The Evening Mail encountered Reggie again in September 1936, when May Craig took full advantage of a mild and bright Sunday afternoon to throw a garden party in her house in Booterstown. She served cocktails, mixed to a special recipe she had picked up on tour in United States, and her daughters handed around plates of scrumptious ‘dainties’. In one of the elegantly furnished drawing rooms, music was playing while members of the Abbey Company mixed with the guests of honour, some visiting American friends in the garden.

Was the host watching her guests closely as the cocktails flowed and the music spilled out into the garden?

Did Bazie Magee drink too much and attack Aideen for her shameless flirting?

Did somebody see Aideen and Arthur talking a little too intimately?

As the bottles emptied, the press left, and the autumn air cooled, who was the first to leave? And who was the last?

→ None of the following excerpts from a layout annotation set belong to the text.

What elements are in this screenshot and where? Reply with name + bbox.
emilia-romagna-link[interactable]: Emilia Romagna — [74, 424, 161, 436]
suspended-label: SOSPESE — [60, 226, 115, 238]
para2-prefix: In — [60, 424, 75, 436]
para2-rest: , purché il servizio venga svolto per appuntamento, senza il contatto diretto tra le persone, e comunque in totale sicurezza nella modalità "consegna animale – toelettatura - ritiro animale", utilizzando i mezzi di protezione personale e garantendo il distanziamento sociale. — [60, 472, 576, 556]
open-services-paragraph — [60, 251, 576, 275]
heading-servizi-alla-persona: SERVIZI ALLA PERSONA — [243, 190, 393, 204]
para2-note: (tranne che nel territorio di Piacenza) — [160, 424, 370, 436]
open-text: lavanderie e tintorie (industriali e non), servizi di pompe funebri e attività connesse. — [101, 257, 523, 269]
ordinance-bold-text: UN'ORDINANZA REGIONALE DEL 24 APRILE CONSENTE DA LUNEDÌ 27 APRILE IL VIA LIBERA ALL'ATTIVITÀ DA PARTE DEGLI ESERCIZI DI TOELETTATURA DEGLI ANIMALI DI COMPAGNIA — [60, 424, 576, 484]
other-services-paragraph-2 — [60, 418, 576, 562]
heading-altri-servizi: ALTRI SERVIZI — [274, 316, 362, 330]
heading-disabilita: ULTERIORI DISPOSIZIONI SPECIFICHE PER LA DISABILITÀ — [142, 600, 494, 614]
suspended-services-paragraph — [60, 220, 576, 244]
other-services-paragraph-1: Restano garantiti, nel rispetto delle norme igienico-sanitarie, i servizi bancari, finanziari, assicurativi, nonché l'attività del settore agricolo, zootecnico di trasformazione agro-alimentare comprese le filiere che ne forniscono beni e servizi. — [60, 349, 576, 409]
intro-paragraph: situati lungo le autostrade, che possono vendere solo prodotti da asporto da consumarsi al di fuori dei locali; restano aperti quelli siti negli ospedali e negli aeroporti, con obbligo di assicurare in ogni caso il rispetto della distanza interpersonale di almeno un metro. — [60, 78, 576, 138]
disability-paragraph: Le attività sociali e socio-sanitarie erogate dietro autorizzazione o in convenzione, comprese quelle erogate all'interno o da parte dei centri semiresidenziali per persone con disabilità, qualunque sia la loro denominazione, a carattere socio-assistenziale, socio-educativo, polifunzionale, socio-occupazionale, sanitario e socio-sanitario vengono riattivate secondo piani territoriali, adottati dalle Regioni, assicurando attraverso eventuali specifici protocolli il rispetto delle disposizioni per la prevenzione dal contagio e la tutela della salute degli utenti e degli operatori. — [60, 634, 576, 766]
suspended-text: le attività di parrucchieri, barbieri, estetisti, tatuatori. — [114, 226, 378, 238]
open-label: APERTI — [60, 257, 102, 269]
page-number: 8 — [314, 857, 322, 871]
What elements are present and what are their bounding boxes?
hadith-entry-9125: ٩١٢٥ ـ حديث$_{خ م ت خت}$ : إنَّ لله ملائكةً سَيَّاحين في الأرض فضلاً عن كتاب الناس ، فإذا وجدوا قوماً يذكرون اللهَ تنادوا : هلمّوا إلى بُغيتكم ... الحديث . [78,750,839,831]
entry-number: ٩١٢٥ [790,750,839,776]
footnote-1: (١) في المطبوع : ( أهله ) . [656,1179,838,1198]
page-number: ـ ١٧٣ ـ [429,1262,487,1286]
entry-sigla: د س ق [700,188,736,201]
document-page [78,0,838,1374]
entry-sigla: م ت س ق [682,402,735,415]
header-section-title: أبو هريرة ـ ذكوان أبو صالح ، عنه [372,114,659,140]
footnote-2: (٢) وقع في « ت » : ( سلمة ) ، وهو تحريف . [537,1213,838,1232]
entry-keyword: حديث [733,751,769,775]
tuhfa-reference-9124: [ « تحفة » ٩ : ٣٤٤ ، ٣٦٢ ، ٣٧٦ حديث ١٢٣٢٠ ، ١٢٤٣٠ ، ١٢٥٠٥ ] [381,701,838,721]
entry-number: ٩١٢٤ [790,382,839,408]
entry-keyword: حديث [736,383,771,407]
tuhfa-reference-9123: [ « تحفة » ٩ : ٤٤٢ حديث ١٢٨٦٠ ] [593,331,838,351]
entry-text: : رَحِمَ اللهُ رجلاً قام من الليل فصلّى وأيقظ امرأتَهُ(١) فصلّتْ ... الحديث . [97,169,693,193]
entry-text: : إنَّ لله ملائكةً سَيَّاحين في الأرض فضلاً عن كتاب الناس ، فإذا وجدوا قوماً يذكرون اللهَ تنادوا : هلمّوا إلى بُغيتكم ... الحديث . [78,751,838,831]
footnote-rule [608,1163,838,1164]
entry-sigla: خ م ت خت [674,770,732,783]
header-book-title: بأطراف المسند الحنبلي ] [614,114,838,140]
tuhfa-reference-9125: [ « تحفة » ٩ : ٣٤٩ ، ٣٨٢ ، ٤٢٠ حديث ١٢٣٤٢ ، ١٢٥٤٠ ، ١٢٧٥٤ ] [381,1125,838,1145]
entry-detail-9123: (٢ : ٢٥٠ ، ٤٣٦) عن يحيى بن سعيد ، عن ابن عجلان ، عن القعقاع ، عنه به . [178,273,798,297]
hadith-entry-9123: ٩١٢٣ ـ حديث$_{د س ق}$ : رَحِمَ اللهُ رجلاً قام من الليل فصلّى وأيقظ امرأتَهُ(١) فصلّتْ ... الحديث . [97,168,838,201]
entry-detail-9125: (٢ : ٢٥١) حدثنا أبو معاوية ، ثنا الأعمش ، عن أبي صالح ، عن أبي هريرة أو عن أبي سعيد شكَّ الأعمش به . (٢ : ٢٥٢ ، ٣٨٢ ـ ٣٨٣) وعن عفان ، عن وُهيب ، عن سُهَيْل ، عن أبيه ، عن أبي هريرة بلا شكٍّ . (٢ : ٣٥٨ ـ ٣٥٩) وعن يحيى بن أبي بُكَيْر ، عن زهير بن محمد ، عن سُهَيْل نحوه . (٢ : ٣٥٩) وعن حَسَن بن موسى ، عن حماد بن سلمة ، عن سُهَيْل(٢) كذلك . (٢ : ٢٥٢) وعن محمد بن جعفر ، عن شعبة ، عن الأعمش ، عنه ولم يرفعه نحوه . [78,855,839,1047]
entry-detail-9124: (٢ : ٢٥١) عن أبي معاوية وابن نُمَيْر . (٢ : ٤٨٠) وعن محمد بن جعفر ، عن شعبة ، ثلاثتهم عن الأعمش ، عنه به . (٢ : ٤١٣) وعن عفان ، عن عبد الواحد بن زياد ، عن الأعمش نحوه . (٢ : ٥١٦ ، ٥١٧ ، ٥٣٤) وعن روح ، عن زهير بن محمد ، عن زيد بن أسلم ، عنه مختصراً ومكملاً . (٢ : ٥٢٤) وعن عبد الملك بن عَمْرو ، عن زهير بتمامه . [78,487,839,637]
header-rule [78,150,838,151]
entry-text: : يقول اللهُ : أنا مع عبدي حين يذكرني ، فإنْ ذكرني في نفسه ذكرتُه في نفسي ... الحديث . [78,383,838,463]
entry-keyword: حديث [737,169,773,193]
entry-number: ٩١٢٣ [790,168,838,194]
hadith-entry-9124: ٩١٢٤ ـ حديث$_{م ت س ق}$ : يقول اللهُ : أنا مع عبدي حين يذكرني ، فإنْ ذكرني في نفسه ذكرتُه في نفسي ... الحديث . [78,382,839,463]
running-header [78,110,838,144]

Could such a dignified and elegant woman send such a venomous letter?

I wonder.

The finger wavers and moves on.

Who is next in my Spreadsheet? Shelah Richards I’ve covered, so next are Maureen Delaney and Ria Mooney.

The answer may be in the cells.

2 comments on “19 – Whodunnit? – And The Spreadsheet Solution

  1. Yes! even better than Agatha Christie! I’m dying to know who did it.
    Wonder if WB replied or if a later letter from Georgina cast more light?

  2. Until you’ve experienced it, it’s hard to believe what some women can get up to when threatened! It can be your sophistication, your intelligence, your talent. It can be something far less obvious like thinking outside the box, being free enough to be yourself despite convention.
    Who was vulnerable enough/insecure enough to be threatened?